In Scarborough v. Principi, 541 U.S. 401, 406 (2004), the Supreme Court described the
purposes of the EAJA as follows:
Congress enacted the EAJA to eliminate the barriers that prohibit small businesses
and individuals from securing vindication of their rights in civil actions and
administrative proceedings brought by or against the Federal Government. [The
purpose of the Act is] to diminish the deterrent effect of seeking review of, or
defending against, governmental action.
Scarborough, 541 U.S. at 406 (internal quotation marks and citations omitted).
Under the majority’s holding, the impossibility of obtaining EAJA fees would deter attorneys
from taking cases on behalf of individuals whose rights were violated by the Federal Government.
This outcome is inconsistent with the purposes of the EAJA.

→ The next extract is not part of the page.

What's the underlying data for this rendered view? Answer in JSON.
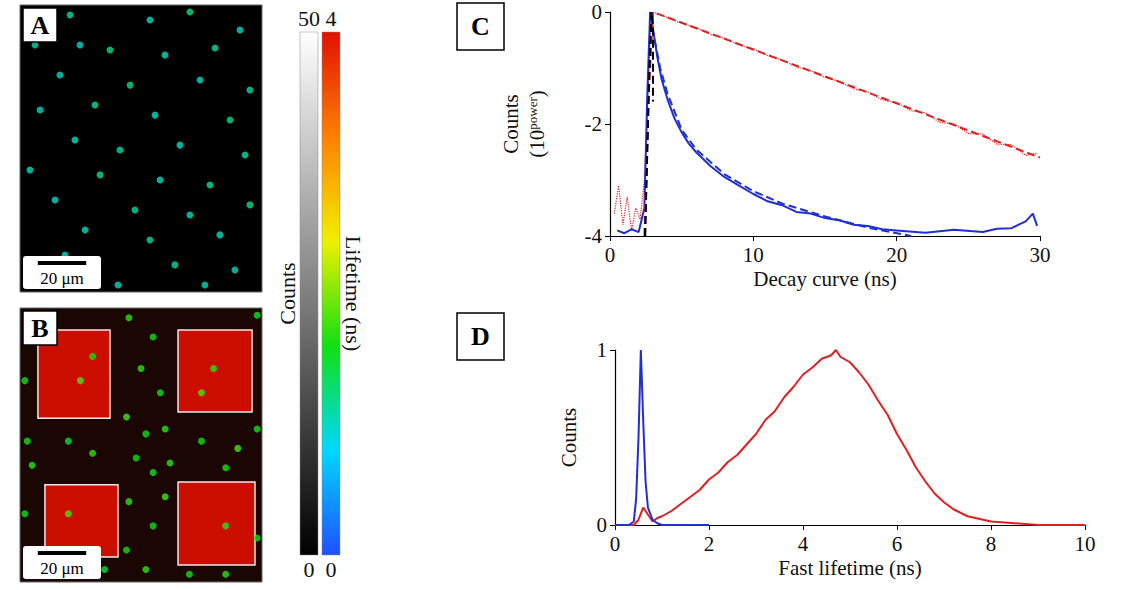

On remand, the district court should address the anomalous situation created by the timing
of the Demore and Ly decisions in relation to this case. Dvorkin, whose detention was lawful under
Demore, but potentially unreasonable under Ly, should have the opportunity to convince the district
court that he is entitled to EAJA fees.
I agree with the Court’s conclusion that the district court erred by holding that the
government’s defense of § 236(c) was not substantially justified. However, I would remand this
case to the district court to address the question of whether or not the government’s defense § 236(c)
as applied to Appellee was substantially justified.